Le chiffrage type publié sur cette page part de 100 m², en zone H3 : après un bouquet complet, la consommation recule d'environ 10 700 kWh par an, soit près de 1 150 € au tarif de référence. Côté financement, l'assiette est plafonnée à 40 000 € HT dès trois classes gagnées, l'aide ANAH s'échelonne de 4 000 € à 32 000 € selon le revenu fiscal de référence, et l'accompagnement obligatoire est pris en charge jusqu'à 2 000 €.
À l'échelle du territoire, le volume concerné se mesure : un bassin de travaux structuré autour de CC Serre-Ponçon, 1925 diagnostics publiés pour 1 000 résidences principales, environ 187 logements occupés par leur propriétaire. Ce volume ne préjuge d'aucune éligibilité individuelle : il indique seulement où se concentrent, à Les Orres, les situations où le scénario décrit sur cette page a le plus de chances d'être pertinent.
Le gain se calcule, il ne s'annonce pas : la rénovation d'un bâti antérieur à 1948 traite 35 à 55 % du besoin. Appliqué au cas de référence à Les Orres, en zone H3, cela ramène 6 809 à 10 700 kWh par an, valorisés 731 € à 1 149 € au tarif conventionnel 2026.
Qui décide, et donc qui finance : 67 % de propriétaires occupants à Les Orres, soit environ 187 logements. Pour la rénovation d'un bâti antérieur à 1948, cela signifie autant de dossiers décidables sans mandat de gestion, le solde relevant du parc locatif et donc d'un montage bailleur distinct.

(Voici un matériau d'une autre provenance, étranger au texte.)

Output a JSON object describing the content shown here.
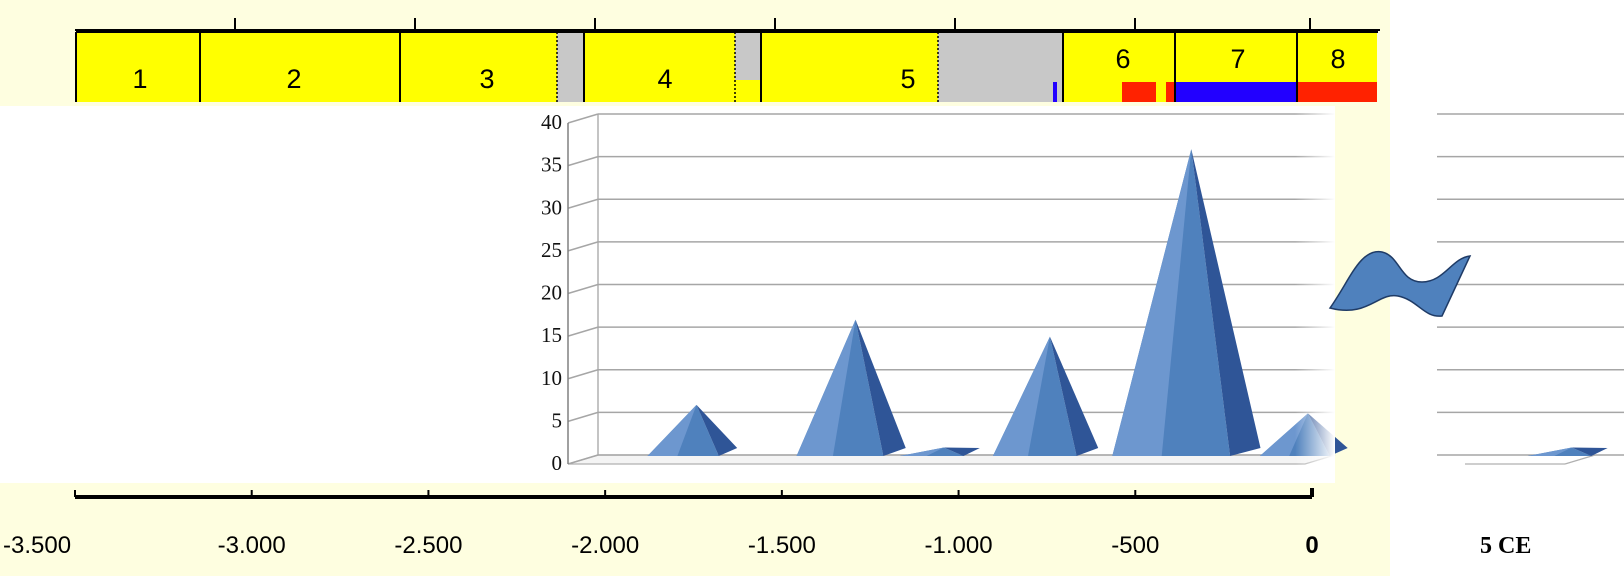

Fiscalité applicable : les travaux d'amélioration énergétique relèvent de la TVA à 5,5 % lorsqu'ils portent sur un logement achevé depuis plus de deux ans. Sur la rénovation d'un bâti antérieur à 1948 chiffré 21 450 € TTC à Les Orres, cela correspond à environ 1 118 € de taxe, contre le triple au taux normal.
Le solde se finance : à Les Orres, le reste à charge du cas type le plus aidé s'établit à 6 000 € après aide ANAH et prise en charge de l'accompagnement jusqu'à 2 000 €. Étalé en éco-prêt sur quinze ans, cela représente environ 35 € par mois, quand le bâti ancien contribue déjà à 1 150 € d'économie annuelle attendue.
Amortissement à Les Orres : le poste de 21 450 € s'étale sur une vingtaine d'années d'usage, soit 1 073 € par an. Encore faut-il que une perméance compatible avec un mur capillaire (µ faible) reste vérifié après travaux, faute de quoi la performance se dégrade avant la fin de l'amortissement.
Le métré fait foi avant toute discussion de prix : à Les Orres, sur une base de 100 m² en zone H3, la rénovation d'un bâti antérieur à 1948 représente de l'ordre de 110 m² de mur en pierre ou pan de bois. Multiplié par un prix unitaire de 130 à 260 €, on obtient une fourchette de 14 300 € à 28 600 € TTC, que le plafond d'assiette de 40 000 € HT vient ensuite borner.
Quatre barèmes, quatre plans de financement à Les Orres : 32 000 € (bleu), 24 000 € (jaune), 18 000 € (violet) et 4 000 € (rose) sur 40 000 € HT. Le chiffrage de la rénovation d'un bâti antérieur à 1948 ne prend son sens qu'une fois cette catégorie déterminée.